Australia’s school system is drifting into deeper inequity, two prominent education figures warn, with market-style competition and funding patterns concentrating disadvantage in public schools and widening achievement gaps. Educational equity is not about treating every student the same, they argue, but ensuring each child gets what they need to succeed, regardless of background.
Experts say Australia continues to lag many OECD nations on this front, with outcomes shaped by postcode and family income — a challenge that sits uneasily with the Federal Government’s ambition for “world-class schools”. Professor Pasi Sahlberg, a University of Melbourne education scholar who has studied systems around the world since moving to Australia in 2018, said Australia is both unequal in access and inequitable in outcomes.
“It is among the more socio-educationally segregated systems, with a growing concentration of students with additional needs and disadvantage in the same schools, predominantly in the public sector,” he said.
He pointed to three dynamics: widening achievement gaps between advantaged and disadvantaged students; substantial public funding flowing to already well-resourced independent schools while most public schools remain underfunded; and, consequently, declining enrolments in government schools, weakening the role of public education.
These trends are placing public education under mounting pressure, Sahlberg said. “Tougher market-driven competition between schools does not serve the schools or the broader public good.

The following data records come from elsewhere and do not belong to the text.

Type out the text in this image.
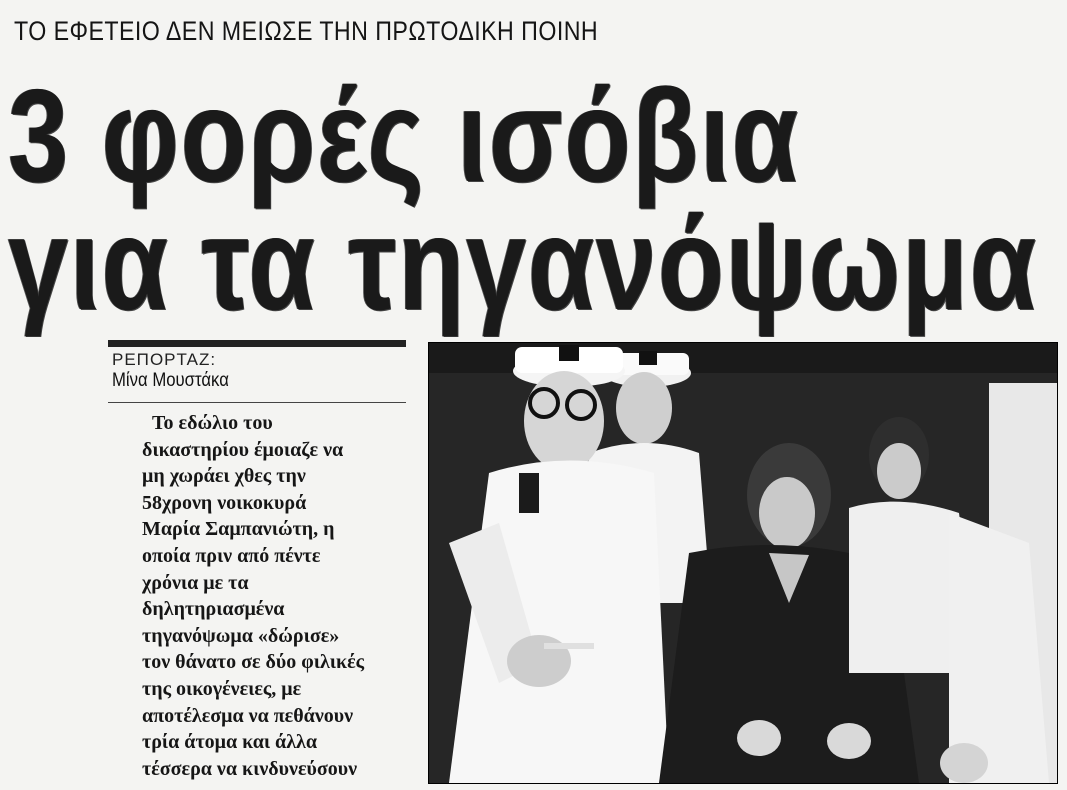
ΤΟ ΕΦΕΤΕΙΟ ΔΕΝ ΜΕΙΩΣΕ ΤΗΝ ΠΡΩΤΟΔΙΚΗ ΠΟΙΝΗ
3 φορές ισόβια
για τα τηγανόψωμα
ΡΕΠΟΡΤΑΖ:
Μίνα Μουστάκα
Το εδώλιο του
δικαστηρίου έμοιαζε να
μη χωράει χθες την
58χρονη νοικοκυρά
Μαρία Σαμπανιώτη, η
οποία πριν από πέντε
χρόνια με τα
δηλητηριασμένα
τηγανόψωμα «δώρισε»
τον θάνατο σε δύο φιλικές
της οικογένειες, με
αποτέλεσμα να πεθάνουν
τρία άτομα και άλλα
τέσσερα να κινδυνεύσουν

Indeed, it can erode social cohesion and, over time, undermine national prosperity.
In such a system, the most vulnerable children face diminished learning conditions, while more privileged students are exposed to a narrower, less representative view of society.” He added that equity and prosperity “reinforce one another in a virtuous circle,” noting that systems investing in equity are more likely to sustain high performance and social cohesion over time.
Teach For Australia CEO Edwina Dohle, who has worked across classrooms and the Commonwealth public service, said one of the most significant drivers of inequity is the growing divide between schools. “Too often, a young person’s educational experience is shaped not by their potential, but by their postcode, family income or the circumstances they were born into,” she said.
Over time, she added, disadvantage has become concentrated in particular schools and communities, while access to experienced teachers, specialist expertise, strong leadership and broader supports has become uneven across the system. Dohle also said the system has been too slow to fully deliver a genuinely needs-based approach to funding, especially for schools serving communities facing disadvantage.
The debate goes to the heart of the national ambition for “world-class schools”: so long as equity remains elusive, so too does that goal. Both experts argue that strengthening equity is essential to improving performance and preserving social cohesion across Australia’s education system.